Without announcing the results, Wright said:
"They indicate that the members feel that they should give up the honorariums and they should substitute a straightforward, upfront way in which they would receive and all other people in the government would receive a decent raise, but not an exorbitant raise, and that they ought to vote to do it. I think it's upbeat."
Wright has tried to convince his colleagues for weeks to reduce the raise to 30 percent but told reporters previously the members were privately telling him they wanted 50 percent without a vote.
The raise process was condemned as a charade by consumer advocate Ralph Nader and four senators during a hearing by the Senate Governmental Affairs Committee.
"What a perfect system for evading accountability," said Sen.
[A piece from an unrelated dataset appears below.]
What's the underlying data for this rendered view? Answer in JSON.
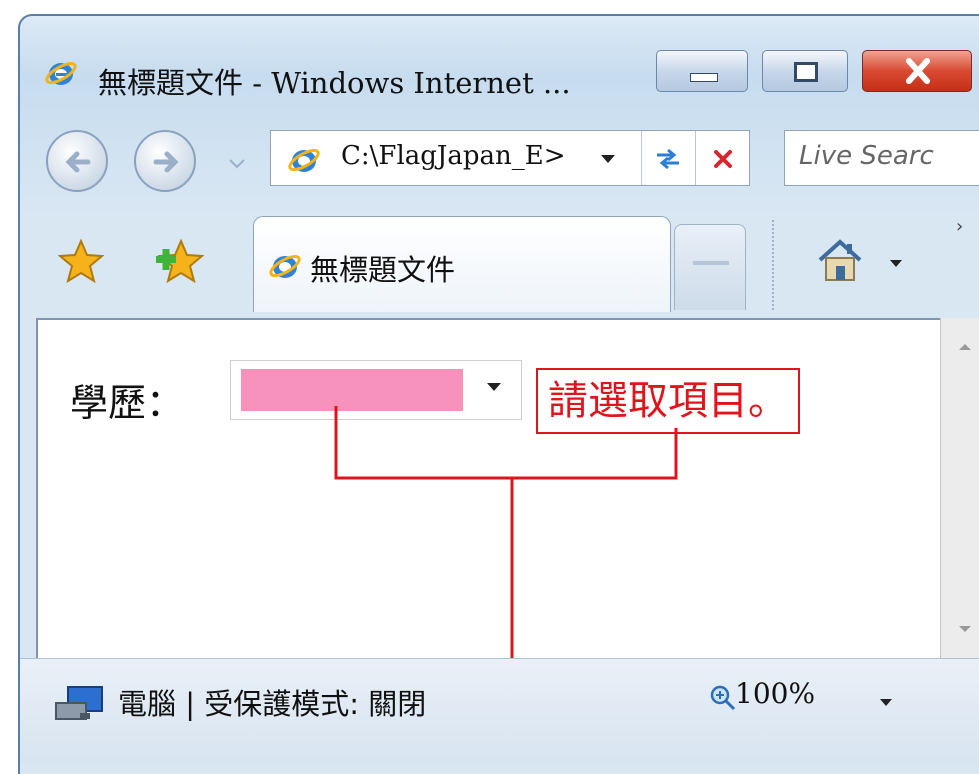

Gordon Humphrey, R-N.H., in a voice ringing with outrage. "We get the dough and leave no footprints.
"By now most adults are turned off to the Congress," he said. "But think of what we are doing to our youth. What must they think of us, when we run from accountability, as cockroaches run from bright light."
Sen. Jesse Helms, R-N.C., said the affair is eroding public respect for Congress.
"The people are saying the Congress is a bunch of crooks," Helms said. "It is not so, but this hits them right in the pocketbook. They are resentful and rightfully so."
Nader, who has long championed consumer rights, said members of Congress already are earning "probably upward of 99 percent" more money than the average American, in addition to generous benefits.
Nader accused the House, by not holding substantive legislative sessions until the pay raise becomes effective, of "playing hooky until it gets the raise. Government by hypocrisy is bad for democracy."
CBS News surveyed 145 members of the House and found that 65 percent would vote against the raise and 16 percent favored it.
Another poll of 270 House members by a coalition of public policy groups, including the National Taxpayers Union, found that 62 percent would vote against the pay raise.